The South has insisted that the North apologize for its actions, although the North denies it sank the naval vessel. Seoul demands the North take responsibility for the attacks if inter-Korean talks are to make progress.
Carter added that the North would probably never admit responsibility for the incidents, which spiked tensions on the peninsula to their highest level in years.
Seoul and Washington say stalled regional nuclear talks can only proceed once the two Koreas hold successful bilateral talks.
The North has said it wants to rejoin six-party talks, which it walked out of over two years ago in anger over a new round of U.N. sanctions for its second nuclear test and a long-range missile test.

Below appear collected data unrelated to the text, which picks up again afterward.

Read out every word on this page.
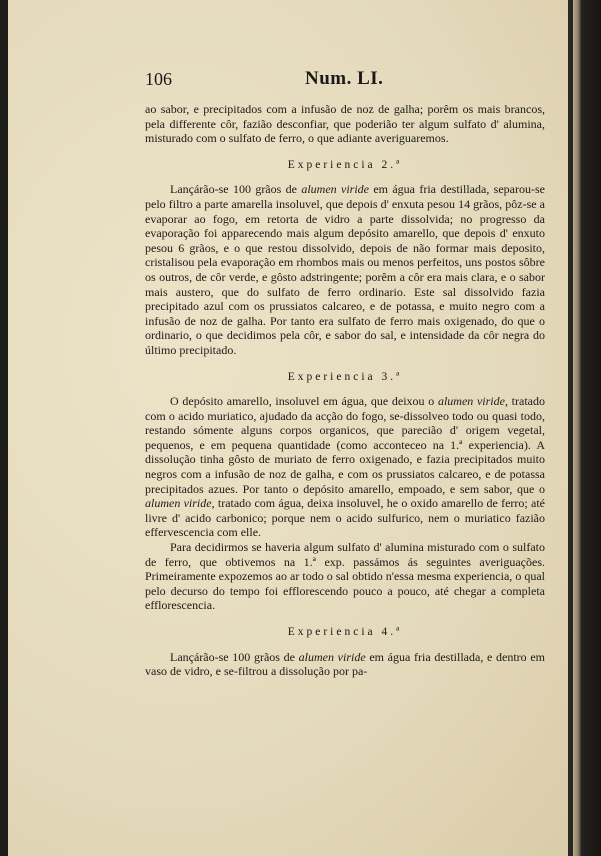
106	Num. LI.

ao sabor, e precipitados com a infusão de noz de galha; porêm os mais brancos, pela differente côr, fazião desconfiar, que poderião ter algum sulfato d' alumina, misturado com o sulfato de ferro, o que adiante averiguaremos.

Experiencia 2.ª

Lançárão-se 100 grãos de alumen viride em água fria destillada, separou-se pelo filtro a parte amarella insoluvel, que depois d' enxuta pesou 14 grãos, pôz-se a evaporar ao fogo, em retorta de vidro a parte dissolvida; no progresso da evaporação foi apparecendo mais algum depósito amarello, que depois d' enxuto pesou 6 grãos, e o que restou dissolvido, depois de não formar mais deposito, cristalisou pela evaporação em rhombos mais ou menos perfeitos, uns postos sôbre os outros, de côr verde, e gôsto adstringente; porêm a côr era mais clara, e o sabor mais austero, que do sulfato de ferro ordinario. Este sal dissolvido fazia precipitado azul com os prussiatos calcareo, e de potassa, e muito negro com a infusão de noz de galha. Por tanto era sulfato de ferro mais oxigenado, do que o ordinario, o que decidimos pela côr, e sabor do sal, e intensidade da côr negra do último precipitado.

Experiencia 3.ª

O depósito amarello, insoluvel em água, que deixou o alumen viride, tratado com o acido muriatico, ajudado da acção do fogo, se-dissolveo todo ou quasi todo, restando sómente alguns corpos organicos, que parecião d' origem vegetal, pequenos, e em pequena quantidade (como acconteceo na 1.ª experiencia). A dissolução tinha gôsto de muriato de ferro oxigenado, e fazia precipitados muito negros com a infusão de noz de galha, e com os prussiatos calcareo, e de potassa precipitados azues. Por tanto o depósito amarello, empoado, e sem sabor, que o alumen viride, tratado com água, deixa insoluvel, he o oxido amarello de ferro; até livre d' acido carbonico; porque nem o acido sulfurico, nem o muriatico fazião effervescencia com elle.

Para decidirmos se haveria algum sulfato d' alumina misturado com o sulfato de ferro, que obtivemos na 1.ª exp. passámos ás seguintes averiguações. Primeiramente expozemos ao ar todo o sal obtido n'essa mesma experiencia, o qual pelo decurso do tempo foi efflorescendo pouco a pouco, até chegar a completa efflorescencia.

Experiencia 4.ª

Lançárão-se 100 grãos de alumen viride em água fria destillada, e dentro em vaso de vidro, e se-filtrou a dissolução por pa-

Carter's visit comes as momentum builds toward a resumption of the aid-for-disarmament talks involving the two Koreas, the United States, China, Japan and Russia.
Shuttle diplomacy between the six-party envoys has increased in recent weeks, and China's nuclear envoy and his South Korean counterpart agreed in Seoul this week on a stage-by-stage process for restarting the talks.
But both Seoul and Washington are skeptical about the North's sincerity about denuclearizing, citing its revelations last year of major advances in a uranium enrichment program which could open a second route to make an atomic bomb.
Experts say the North already has enough fissile material from its plutonium program to make about eight nuclear bombs.
Few people believe the secretive North will ever give up its pursuit of nuclear weapons, saying they serve as a deterrent against attack as well as being the ultimate bargaining chip.
Uprisings in the Middle East and north Africa, in particular the events in one-time nuclear weapons aspirant Libya, have only served to strengthen the North's belief in a nuclear capability.
North Korea said last month Western air strikes against Libya showed how it had become more vulnerable after scrapping its nuclear weapons program in 2003.
But at the same time, the North's leadership will also be acutely aware of the West's resolve to pursue regime change in authoritarian states such as Libya, and it will be anxious not to invoke an Asian repeat.
Carter's team also called on the international community to provide food aid to the impoverished North saying it "was a matter of life and death urgency."